Sunday, April 12, 2009

So That's Why!

It has always amused and bemused me that, as an anarcho-capitalist who is quite content to let other people decide which consenting adult(s) they will marry, what drugs or herbs they will ingest and what contracts they will enter into, I am frequently accused by Left-leaning bloggers and commenters of being a "wingnut," a Republican (often prefaced by "Bible-thumping," making me one of the very few agnostics who does, were it true).

Now I know why: Rasmussen poll finds 30% of self-identified Democrats prefer socialism. Meanwhile, the Republicans overwhelmingly favor capitalism. (In fairness, a whopping 39% of Democrats think Adam Smith had it right, too). So now I know: to a certain subset of yammerheads, anyone who has determined that capitalism the the fairest and best economic system (and hey, it's the only one that doesn't have to be imposed from the top down) simply must be a Republican and one of the very purest quill.

...Rasmussen didn't include a glossary with their survey. In December 2008, a different poll found that, "70% of U.S. voters say a free market is better than one managed by the government." As Mahatma Ghandi said of Western Civilization, "I think it would be a very good idea." Maybe we otta try it.

...As for my politics and the various and sundry attempts of Our Masters In Washington to Make It All Better, Ghandi has a thought about that as well:
Freedom is not worth having if it does not connote freedom to err. It passes my comprehension how human beings, be they ever so experienced and able, can delight in depriving other human beings of that precious right.
Freedom includes the freedom to try things that might not work out; freedom includes the freedom to pursue happiness -- but does not promise you will ever catch it.


Ed Rasimus said...

Regarding the Rasmussen poll, my question when I read the news item was whether the folks questioned had the vaguest clue what the terms "socialism" and "capitalism" meant. I sadly conclude from my daily encounters that they don't.

og said...

Ghandi wasn't all that bright all the time either; imagine an American trying to convince other americans to lay down their arms or he would stop eating.

The freedom to try something and fail is fine, so long as your failure doesn't endanger others. Pacifists tend to fall under the knife first, and the road to hell is paved with their bodies. Once upon a time, people were ashamed of themselves when they steamrolled their pacifist opponents.

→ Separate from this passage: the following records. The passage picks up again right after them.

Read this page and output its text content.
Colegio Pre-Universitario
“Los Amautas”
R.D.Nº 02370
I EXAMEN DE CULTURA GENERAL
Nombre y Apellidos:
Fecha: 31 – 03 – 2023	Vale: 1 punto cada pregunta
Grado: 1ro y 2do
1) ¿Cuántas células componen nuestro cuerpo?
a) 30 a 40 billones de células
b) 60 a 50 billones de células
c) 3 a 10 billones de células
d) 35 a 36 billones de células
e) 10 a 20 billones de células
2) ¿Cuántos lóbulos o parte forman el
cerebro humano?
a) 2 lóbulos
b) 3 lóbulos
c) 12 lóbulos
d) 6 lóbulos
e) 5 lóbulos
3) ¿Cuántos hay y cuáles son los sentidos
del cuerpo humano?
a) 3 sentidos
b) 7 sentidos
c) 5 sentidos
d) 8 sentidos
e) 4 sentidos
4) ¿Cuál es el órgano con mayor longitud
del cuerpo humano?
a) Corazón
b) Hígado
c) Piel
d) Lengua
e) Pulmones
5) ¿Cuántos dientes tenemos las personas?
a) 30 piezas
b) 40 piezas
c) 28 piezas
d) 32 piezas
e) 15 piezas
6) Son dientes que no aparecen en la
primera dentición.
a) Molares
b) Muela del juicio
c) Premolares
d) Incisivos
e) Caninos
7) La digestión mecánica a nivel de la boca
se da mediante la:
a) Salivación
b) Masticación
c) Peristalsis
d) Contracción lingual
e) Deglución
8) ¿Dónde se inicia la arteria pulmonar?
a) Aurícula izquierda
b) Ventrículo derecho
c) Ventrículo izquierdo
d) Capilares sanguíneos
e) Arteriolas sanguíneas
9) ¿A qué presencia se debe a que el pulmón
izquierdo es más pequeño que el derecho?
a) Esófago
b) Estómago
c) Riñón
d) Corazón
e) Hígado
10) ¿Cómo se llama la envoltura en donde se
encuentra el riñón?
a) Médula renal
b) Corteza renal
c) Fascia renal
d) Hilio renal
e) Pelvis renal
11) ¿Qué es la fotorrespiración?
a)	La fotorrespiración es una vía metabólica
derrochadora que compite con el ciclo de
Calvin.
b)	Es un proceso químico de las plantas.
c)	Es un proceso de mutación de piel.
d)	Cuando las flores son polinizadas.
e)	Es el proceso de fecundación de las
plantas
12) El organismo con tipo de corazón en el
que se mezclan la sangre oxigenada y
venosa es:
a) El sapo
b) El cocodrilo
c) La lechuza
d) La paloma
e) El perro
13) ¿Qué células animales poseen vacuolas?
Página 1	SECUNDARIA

The world doesn't have that kind of empathy now.

I've been accused-politically- of a bunch of things. All of them have been wrong. I don't care.

Your heart is in the right place. Anyone don't like it, tell 'em to piss up a rope.

Borepatch said...

It's class warfare. Socialism appeals to the educated class, because they think that they'll be running things.

Given how things have almost always been set up under actual socialist regimes, this faith is touching.

You're right about why they call you a wingnut - you're in their way.

stranger said...

Most of the anarcho-capitalists I know are much less concerned about who marries what than they are about the state forcing someone to perform a rite they consider blasphemous.

That's the same problem many of us have with forcing doctors who have moral objections to perform abortions.

The most likely result will be a sudden shortage of preachers and doctors.

Og, an Indian (Hindi)friend and I have had some quite long discussions of Ghandi. He was very much on the pro side, albeit not to the extent we are.

As the saying goes, "If you think you can trust government, ask an Indian." And it does not matter whether it is an Indian whose people have been oppressed by the Raj - or by Custer.


og said...

Mohandis K was also an (occasionally) strident socialist. And again, his methods would never work today, certainly not among Americans.

Roberta X said...

Socialist or not, I've long had a certain admiration for a guy who got things done either by goin' and doing them -- or by shaming folks into doing them. Also he had a fairly astringent wit.

Politically, even a blind sow finds an occasional acorn. As an aphorist, the man was gifted.

og said...

No question. But he was also certifiable. Doesn't make him less admirable. A lot of fine folks out there who are certifiable. On the whole he did a lot of good. Had he lived much longer he might have upset that balance. Hell,I give most people credit where credit is due.

I have worked very hard my whole life NOT to have any beliefs. I base the way I live on the way things are. SOmetimes I don't see the way things are as clearly as others, but I try very hard not to be so blinded by a "belief" system as to be capable of ignoring a new truth that comes my way. So when someone says to me 'I'm a strident (socialist, anarchist, communist, republican, chicken sexer, riddler) whatever, my immediate thought is "Idiot". I'm not often wrong.